The basis of this code originates from the Tool for Painless Object Detection (OpenTPOD) developed by Junjue Wang.
We also pull in datumaro which is the backend used by CVAT which handles reading, writing, conversion, and merging of various dataset formats.
You can create a config file in your home directory named .opentpod-tools
with
common settings such as the CVAT installation base url, username, and password.
[cvat]
url = http://localhost:8080
username = user
password = pass
# set up a virtualenv with a newer pip
python3 -m venv venv
venv/bin/pip install --upgrade pip
venv/bin/pip install git+https://github.com/cmusatyalab/opentpod-tools.git
This is my first attempt at using Poetry to manage python package dependencies, so I may be doing everything wrong.
It should be possible to locally build this package as follows,
# install poetry, see https://python-poetry.org/docs/
# Make sure you install for python3
#
# I used (the not recommended way): pip3 install --user poetry
git clone https://github.com/cmusatyalab/opentpod-tools.git
cd opentpod-tools
poetry install
This will create a virtualenv with all the dependencies and installs
opentpod-tools in that virtualenv. You can start up a shell using the
installed virtualenv environment with poetry shell
and work from there.
The following assume that opentpod-tools
has been installed globally, or you
are running it from within a virtualenv (see poetry run
/poetry shell
).
Download, merge and cleanup datasets.
# upload videos to CVAT, and label them
# download labeled datasets
tpod-download [--project|--task|--job] <project/task/job ID> ...
# optionally merge multiple downloaded datasets
datum merge -o merged datumaro_task_N .. datumaro_task_M
# filter frames with no annotations (and optionally annotated occlusions)
tpod-filter [--filter-occluded] [-o filtered] merged
# remove similar image frames with tpod-unique
# options are:
# -m --method: sequential, only check against the last 'unique' image (= default)
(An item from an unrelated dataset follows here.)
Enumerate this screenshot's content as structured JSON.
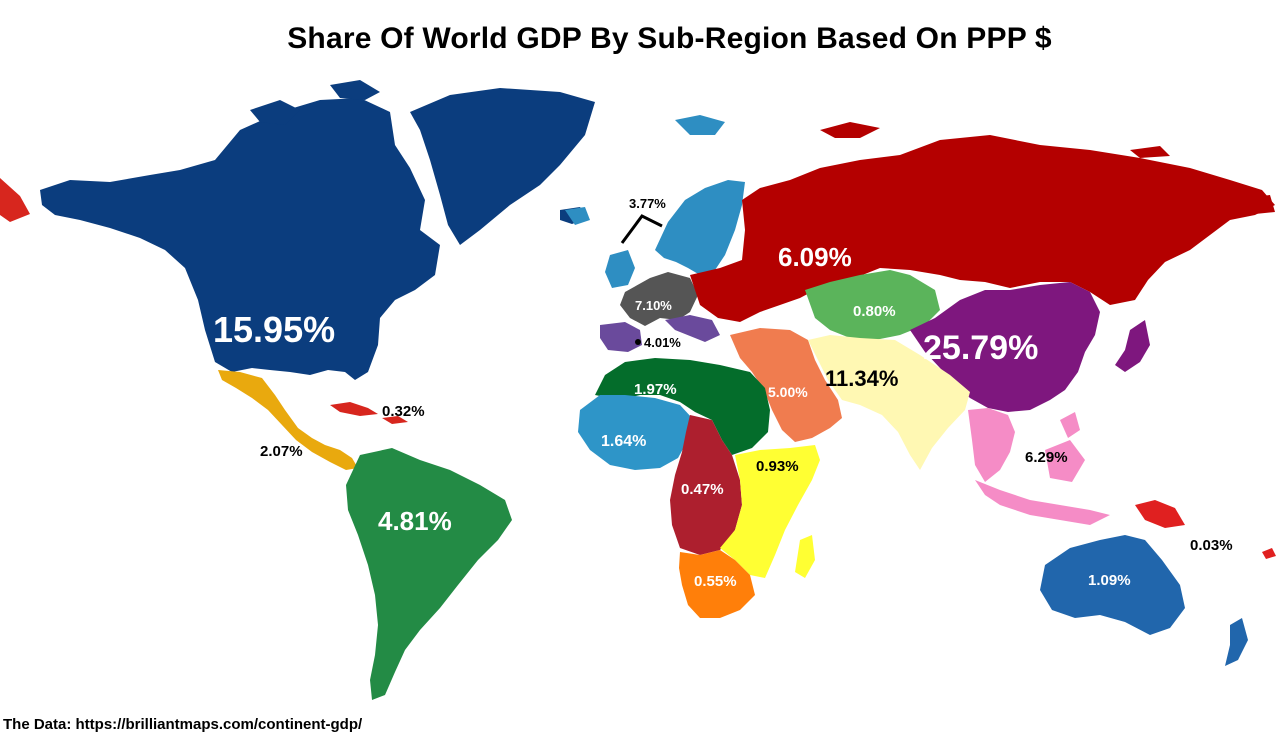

# random, check against random subset of unique image list with [-r/--ratio]
# exhaustive, check each new image against all chosen unique images
# -t --threshold: the difference between current image and unique image(s), default = 10
tpod-unique [-m sequential|random|complete] [-o unique] filtered [-t 10 -r 0.7]
# split into training and validation subsets
datum transform -t random_split -o split unique -- -s train:0.9 -s val:0.1 [-s test:...]
Explore the dataset.
# high level information (# image in trainingset and evaluation set)
datum dinfo split
# detailed statistics (distribution of labels, area of labeled features, etc.)
datum stats split
To train a yolo object detector. Install (reinstall) opentpod-tools with the yolo training extra dependencies where you will do the training.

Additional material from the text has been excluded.